Tuesday, May 13, 2014

Thinking, Why My Own Brain is my Worst Enemy.... Fibromyalgia Sucks Ass... So Does Thinking..


Click on that link up there is you want to read some really great stuff,written by one of the days greatest thinkers.  They aren't all dead.  I study many of his theories in my sociology classes.


Since Mr. Emerson has put it so wisely, inform yourselves.  If it is information that you have, share it.  It is your obligation to do so.  We live in a society where parents tell their children not to tattle, then they grow up and it takes an Army to convince any human they did the right thing.  Even when they did.  Especially when they did.  

You always hear, doing the right thing is right, even when it is hard.  You don't really think about what that means.  Not until you have to pass a woman at a school function that has called your child a spiky haired douche bag...  and you can't say or do a thing.  It fucking sucks..  But it is the right thing to do.. What are your other options?  Smack the bitch?  Yes I wanted to for a long time, every time I saw her.  Then I realized that mad is the most wasted emotion a human can have.  It can be good when needed, other than that it simply makes us do stupid things.
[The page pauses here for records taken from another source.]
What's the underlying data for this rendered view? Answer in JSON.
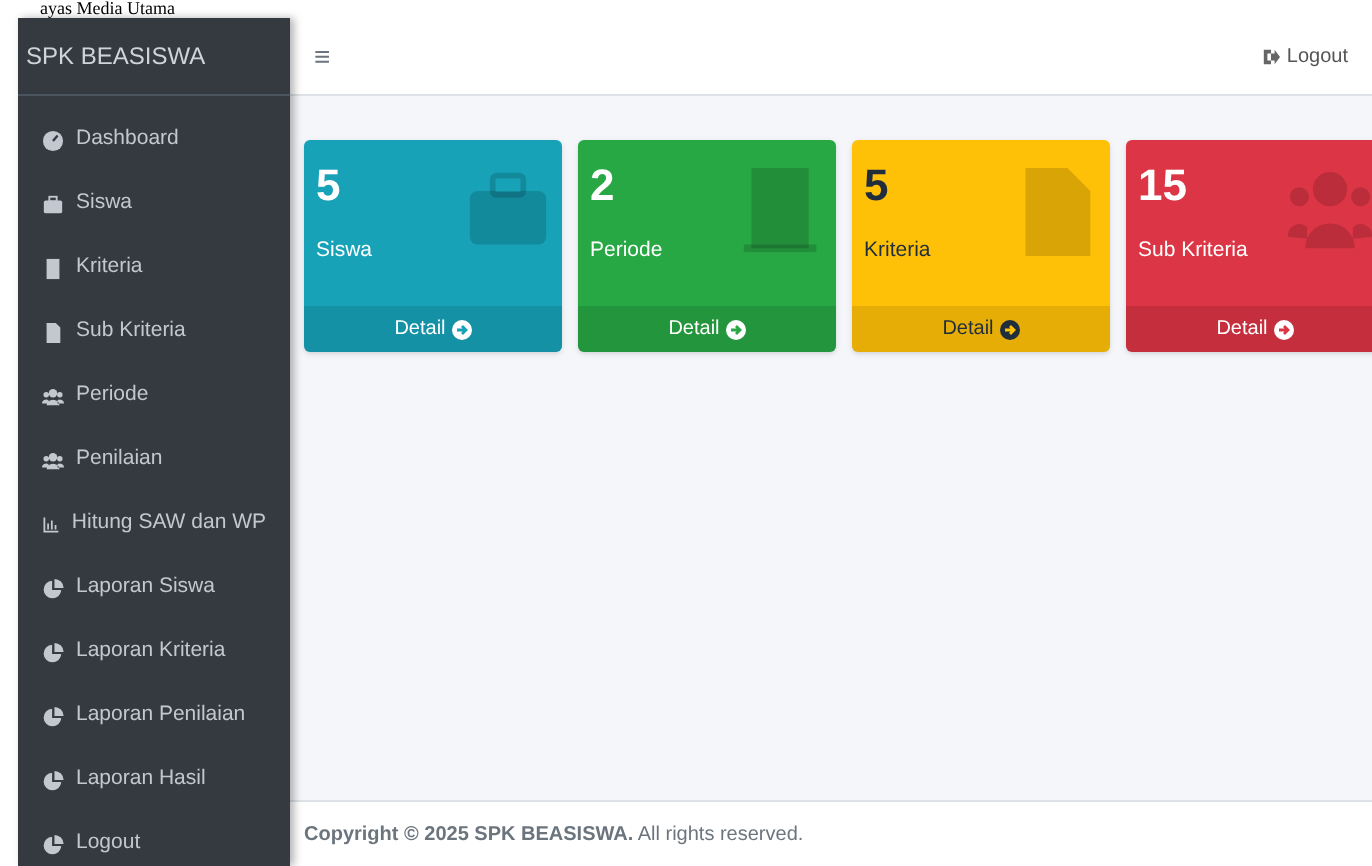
{
  "caption": "ayas Media Utama",
  "brand": "SPK BEASISWA",
  "navbar": {
    "menu_icon": "≡",
    "logout": "Logout"
  },
  "sidebar": {
    "items": [
      {
        "label": "Dashboard"
      },
      {
        "label": "Siswa"
      },
      {
        "label": "Kriteria"
      },
      {
        "label": "Sub Kriteria"
      },
      {
        "label": "Periode"
      },
      {
        "label": "Penilaian"
      },
      {
        "label": "Hitung SAW dan WP"
      },
      {
        "label": "Laporan Siswa"
      },
      {
        "label": "Laporan Kriteria"
      },
      {
        "label": "Laporan Penilaian"
      },
      {
        "label": "Laporan Hasil"
      },
      {
        "label": "Logout"
      }
    ]
  },
  "cards": [
    {
      "value": "5",
      "label": "Siswa",
      "link": "Detail",
      "color": "#17a2b8"
    },
    {
      "value": "2",
      "label": "Periode",
      "link": "Detail",
      "color": "#28a745"
    },
    {
      "value": "5",
      "label": "Kriteria",
      "link": "Detail",
      "color": "#ffc107"
    },
    {
      "value": "15",
      "label": "Sub Kriteria",
      "link": "Detail",
      "color": "#dc3545"
    }
  ],
  "footer": "**Copyright © 2025 SPK BEASISWA.** All rights reserved."
}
Think before making decisions, or doing anything, while you are angry.  I have stopped conversations with strangers so I could walk away and count to ten and breath.  Another thing I have learned from one of the best ladies ever, breath...  keep breathing.  Thank you Susan..  Ellen My digital besties and I love them as much as I would if they were my neighbors, which would be fucking awesome.  THAT would keep me here.

You know that when you get pissed you get out of breath.  Ask for a moment.  No one has ever called me on it.  I have a nervous condition I need to count to ten.  The cop wouldn't listen.  I think since this doesn't exist I am going to start a thing. Yes, absolutely someone like me needs proof that I am indeed ill, because it looks a whole lot like I am on drugs.  I get that.  I joked about needing a sign, but what about a medical bracelet? 

I added the photo because I think it is pretty neat and it reminds me of Terry Pratchett whom is an amazing author and is quirky, silly, and a general fun read.  I guess now I give out book advice.  Read him, often.

I called this typing out loud because of my condition I cannot have a conversation with you, that will sound a thing like what I write.  My condition prevents me from getting the words out of my mouth in the right order.  I yell evil things sometimes that I didn't even think..  other times I can't remember what I was saying in the middle of a damn sentence.  When I type, as all over the place as I might be, it is a literal walk through my brain because thank the Goddess that my fingers still work quickly enough for me to get the words down somewhere.

I don't know why it took me this long to realize it is a genius way to communicate with my husband.  As much as he is amazing concerning my disease, he simply cannot understand that what is going on in my brain rarely ends up in the place it was supposed to go.  It makes life with me very interesting.

I hate it that my children are afraid to go places with me, lest I embarrass them.  I have always been outspoken, well..  not really compared to how I am now I used to be reserved.  I just say it now.  No filter.  It does nothing but get me in trouble.   I try to laugh about it but really I hate it.  I like that I am braver, but that has come from working through the other shitty things about this condition.  I didn't need to be any braver with people.  Shit.. 



So..  all the trouble I have caused, all the things I said that I shouldn't have?  Do I regret this thing?  Not for a second.  I ask for an adult when I feel incapable of making an important decision..  Jason, my love, my husband, is my sanity guide.  I often ask him "should I....?  can I...? Is it totally nuts if I....?  You get the idea.

Life is an interesting swinging around, never quite knowing what is around the next corner thrill ride.  Become friends with your self.  Become close with your brain and your thoughts, get them out when they need to be and fuck the rest.  You Do You.